Riot tried that once before and many people with that punishment just resorted to gameplay trolling instead. Riot Tantram even posted about this a few months ago:
It really breaks down into two categories.
1.) Helping players reform
2.) Shielding others from the behavior, at a cost.
We used to issue chat restrictions that essentially scaled indefinitely.
We were able to determine that after a certain point the penalty no longer helped with reform. The 10-game and 25-game counts for chat restrictions are based on data that they were both light enough, and felt strict enough to encourage people to understand their behavior is unacceptable in game and change it.
We also saw that the players in this 'large restriction' category defaulted to gameplay altering means of harassing their team. It caused an increase in feeding and trolling.
The sample size of this population and time frame is huge. Essentially the time spanning from the introduction of chat restrictions to the introduction of IFS.
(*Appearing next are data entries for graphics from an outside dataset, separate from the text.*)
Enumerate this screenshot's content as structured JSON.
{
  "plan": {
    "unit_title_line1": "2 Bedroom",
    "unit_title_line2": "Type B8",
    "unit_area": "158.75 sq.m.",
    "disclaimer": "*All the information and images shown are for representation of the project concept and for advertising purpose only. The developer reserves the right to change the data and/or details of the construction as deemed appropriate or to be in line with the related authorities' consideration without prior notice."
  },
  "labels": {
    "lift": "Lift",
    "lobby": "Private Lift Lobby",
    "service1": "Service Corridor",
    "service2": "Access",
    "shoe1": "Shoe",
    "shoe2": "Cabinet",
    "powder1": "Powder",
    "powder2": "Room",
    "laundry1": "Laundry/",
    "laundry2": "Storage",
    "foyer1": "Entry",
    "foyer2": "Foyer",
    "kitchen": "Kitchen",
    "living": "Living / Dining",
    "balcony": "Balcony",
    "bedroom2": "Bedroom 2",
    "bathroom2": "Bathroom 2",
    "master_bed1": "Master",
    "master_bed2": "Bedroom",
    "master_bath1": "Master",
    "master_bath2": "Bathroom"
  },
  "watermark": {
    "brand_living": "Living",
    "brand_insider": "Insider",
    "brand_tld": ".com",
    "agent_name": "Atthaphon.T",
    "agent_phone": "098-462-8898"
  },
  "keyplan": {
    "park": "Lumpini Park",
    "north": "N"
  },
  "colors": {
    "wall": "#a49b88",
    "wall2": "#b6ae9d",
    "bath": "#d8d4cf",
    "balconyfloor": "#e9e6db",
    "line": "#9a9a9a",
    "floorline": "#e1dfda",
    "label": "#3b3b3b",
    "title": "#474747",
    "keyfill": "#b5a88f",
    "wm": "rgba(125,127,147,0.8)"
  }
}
So my question for you is, would you rather have more feeders and less negative chat?
Also spending money =/= immunity to the rules. To quote Kei143:
When Riot permabans someone, their philosophy is "the chances of this guy reforming isn't a whole lot, we'd rather not have him in the game". Thus in their eyes, they have already written off the toxic player as a paying client.
From a business standpoint, do they want to remove the toxic guy who has spent $500 but is causing a negative environment for 4-9 other players in every game? Those non-toxics are also spending $500 and probably will spend more, promote the game more when they are enjoying the game AND they won't cause a negative environment.
I personally think it is a fine argument to protect the ones that are paying money and aren't toxic rather than protecting the ones that may pay the same amount but are toxic.